Mincemeat Hand Pies
Inspired by traditional mincemeat pies, we filled turnovers with dried fruit seasoned with cinnamon, ginger, and cardamom. Lard in the crust, in lieu of the usual suet, makes it sublimely flaky. Per English custom, brandy butter is served alongside.
- Yield: Makes about 24
Source: Martha Stewart Living, November 2006
For the mincemeat
- 1 medium baking apple (1/2 pound; such as Rome or Cortland), peeled and cut into 1/2-inch pieces
- 2 ounces dried California apricots, cut into 1/4-inch dice
- 2 ounces dried red plums, cut into 1/4-inch dice
- 2 ounces golden raisins
- 5 ounces Medjool dates, pitted and cut into 1/4-inch pieces
- 1 ounce candied lemon peel, cut into 1/4-inch dice
- 1 ounce candied orange peel, cut into 1/4-inch dice
- 1/2 teaspoon finely chopped lemon zest, plus 2 tablespoons fresh lemon juice
- 3/4 teaspoon finely chopped orange zest, plus 2 tablespoons fresh orange juice
- 1/4 cup packed light-brown sugar
- 1/4 teaspoon salt
- 1/4 teaspoon ground cinnamon
- 1/4 teaspoon ground ginger
- Pinch of ground cardamom
- 3 tablespoons Cognac
For the hand pies
Make the mincemeat: Stir fruits, candied peels, zests and juices, sugar, salt, spices, and 2 tablespoons water in a medium stockpot.
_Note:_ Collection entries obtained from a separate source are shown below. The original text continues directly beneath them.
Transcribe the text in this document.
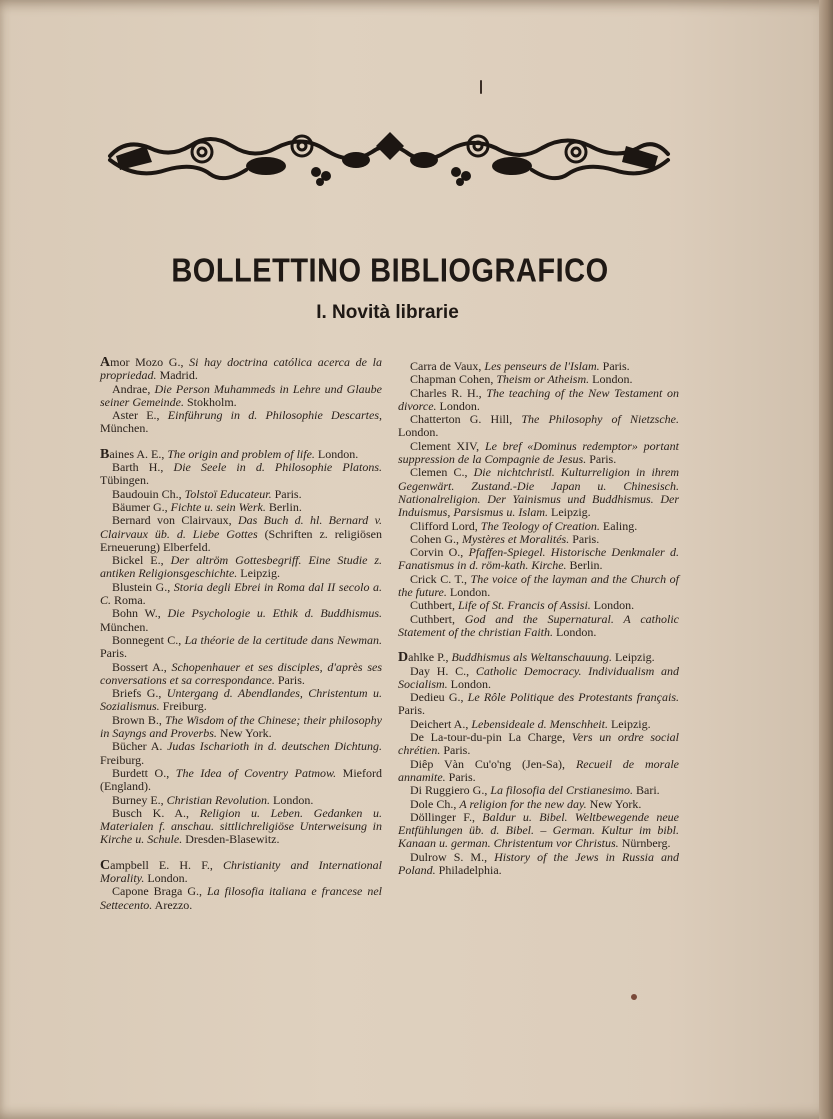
BOLLETTINO BIBLIOGRAFICO
I. Novità librarie

Amor Mozo G., Si hay doctrina católica acerca de la propriedad. Madrid.

Andrae, Die Person Muhammeds in Lehre und Glaube seiner Gemeinde. Stokholm.

Aster E., Einführung in d. Philosophie Descartes, München.

Baines A. E., The origin and problem of life. London.

Barth H., Die Seele in d. Philosophie Platons. Tübingen.

Baudouin Ch., Tolstoï Educateur. Paris.

Bäumer G., Fichte u. sein Werk. Berlin.

Bernard von Clairvaux, Das Buch d. hl. Bernard v. Clairvaux üb. d. Liebe Gottes (Schriften z. religiösen Erneuerung) Elberfeld.

Bickel E., Der altröm Gottesbegriff. Eine Studie z. antiken Religionsgeschichte. Leipzig.

Blustein G., Storia degli Ebrei in Roma dal II secolo a. C. Roma.

Bohn W., Die Psychologie u. Ethik d. Buddhismus. München.

Bonnegent C., La théorie de la certitude dans Newman. Paris.

Bossert A., Schopenhauer et ses disciples, d'après ses conversations et sa correspondance. Paris.

Briefs G., Untergang d. Abendlandes, Christentum u. Sozialismus. Freiburg.

Brown B., The Wisdom of the Chinese; their philosophy in Sayngs and Proverbs. New York.

Bücher A. Judas Ischarioth in d. deutschen Dichtung. Freiburg.

Burdett O., The Idea of Coventry Patmow. Mieford (England).

Burney E., Christian Revolution. London.

Busch K. A., Religion u. Leben. Gedanken u. Materialen f. anschau. sittlichreligiöse Unterweisung in Kirche u. Schule. Dresden-Blasewitz.

Campbell E. H. F., Christianity and International Morality. London.

Capone Braga G., La filosofia italiana e francese nel Settecento. Arezzo.

Carra de Vaux, Les penseurs de l'Islam. Paris.

Chapman Cohen, Theism or Atheism. London.

Charles R. H., The teaching of the New Testament on divorce. London.

Chatterton G. Hill, The Philosophy of Nietzsche. London.

Clement XIV, Le bref «Dominus redemptor» portant suppression de la Compagnie de Jesus. Paris.

Clemen C., Die nichtchristl. Kulturreligion in ihrem Gegenwärt. Zustand.-Die Japan u. Chinesisch. Nationalreligion. Der Yainismus und Buddhismus. Der Induismus, Parsismus u. Islam. Leipzig.

Clifford Lord, The Teology of Creation. Ealing.

Cohen G., Mystères et Moralités. Paris.

Corvin O., Pfaffen-Spiegel. Historische Denkmaler d. Fanatismus in d. röm-kath. Kirche. Berlin.

Crick C. T., The voice of the layman and the Church of the future. London.

Cuthbert, Life of St. Francis of Assisi. London.

Cuthbert, God and the Supernatural. A catholic Statement of the christian Faith. London.

Dahlke P., Buddhismus als Weltanschauung. Leipzig.

Day H. C., Catholic Democracy. Individualism and Socialism. London.

Dedieu G., Le Rôle Politique des Protestants français. Paris.

Deichert A., Lebensideale d. Menschheit. Leipzig.

De La-tour-du-pin La Charge, Vers un ordre social chrétien. Paris.

Diêp Vàn Cu'o'ng (Jen-Sa), Recueil de morale annamite. Paris.

Di Ruggiero G., La filosofia del Crstianesimo. Bari.

Dole Ch., A religion for the new day. New York.

Döllinger F., Baldur u. Bibel. Weltbewegende neue Entfühlungen üb. d. Bibel. – German. Kultur im bibl. Kanaan u. german. Christentum vor Christus. Nürnberg.

Dulrow S. M., History of the Jews in Russia and Poland. Philadelphia.
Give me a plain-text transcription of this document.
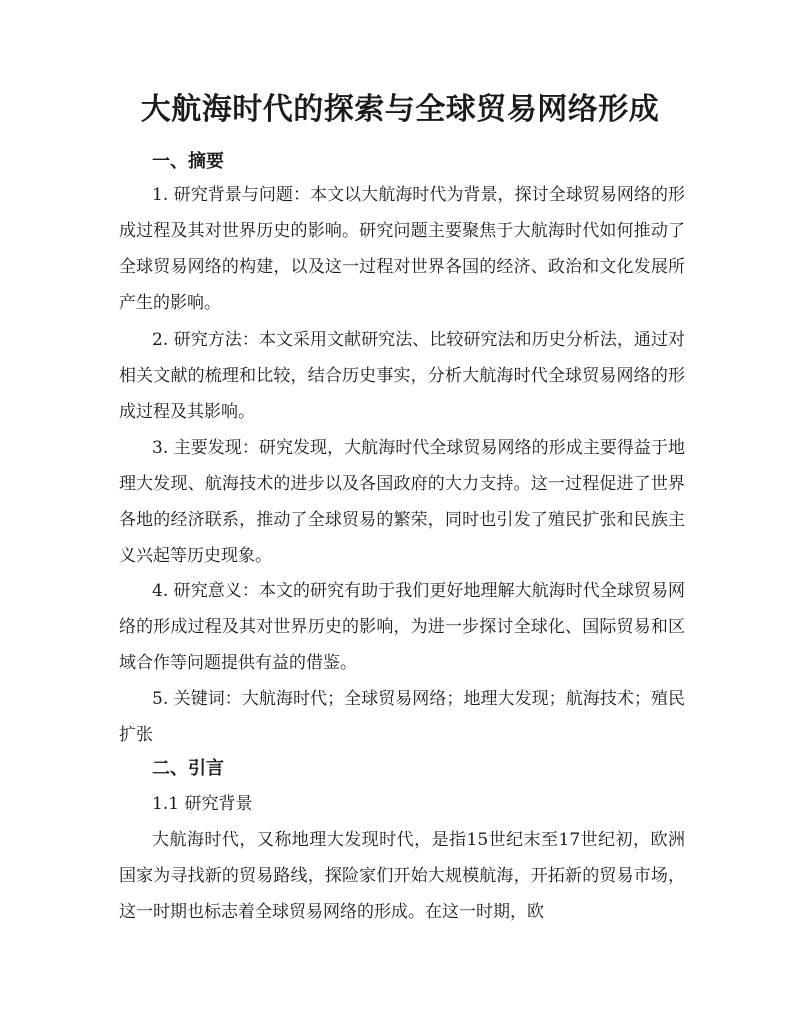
大航海时代的探索与全球贸易网络形成
一、摘要

1. 研究背景与问题：本文以大航海时代为背景，探讨全球贸易网络的形成过程及其对世界历史的影响。研究问题主要聚焦于大航海时代如何推动了全球贸易网络的构建，以及这一过程对世界各国的经济、政治和文化发展所产生的影响。

2. 研究方法：本文采用文献研究法、比较研究法和历史分析法，通过对相关文献的梳理和比较，结合历史事实，分析大航海时代全球贸易网络的形成过程及其影响。

3. 主要发现：研究发现，大航海时代全球贸易网络的形成主要得益于地理大发现、航海技术的进步以及各国政府的大力支持。这一过程促进了世界各地的经济联系，推动了全球贸易的繁荣，同时也引发了殖民扩张和民族主义兴起等历史现象。

4. 研究意义：本文的研究有助于我们更好地理解大航海时代全球贸易网络的形成过程及其对世界历史的影响，为进一步探讨全球化、国际贸易和区域合作等问题提供有益的借鉴。

5. 关键词：大航海时代；全球贸易网络；地理大发现；航海技术；殖民扩张

二、引言

1.1 研究背景

大航海时代，又称地理大发现时代，是指15世纪末至17世纪初，欧洲国家为寻找新的贸易路线，探险家们开始大规模航海，开拓新的贸易市场，这一时期也标志着全球贸易网络的形成。在这一时期，欧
Bring to a simmer over medium heat, stirring frequently. Reduce heat to medium-low. Cover, and cook, stirring occasionally, 10 minutes. Stir in Cognac; cook 2 minutes. Remove from heat; let mixture stand until cool. Mincemeat can be refrigerated in an airtight container up to 3 days.
Preheat oven to 375 degrees. On a lightly floured work surface, roll out dough to slightly less than 1/8 inch thick. Cut into twenty-four 4-inch squares, gathering together scraps and rerolling if needed. Place 1 tablespoon mincemeat in 1 corner of each square. Brush edges with beaten egg. Fold each in half to form a triangle. Press edges to seal. Transfer to a baking sheet lined with parchment paper. Pierce tops with tines of a fork. Refrigerate 15 minutes.
Brush tops with beaten egg; sprinkle with sanding sugar. Bake until crust is golden brown and filling is bubbling, about 25 minutes. Transfer pies and parchment to a wire rack; let cool 15 minutes before serving. Serve warm or at room temperature, with brandy butter.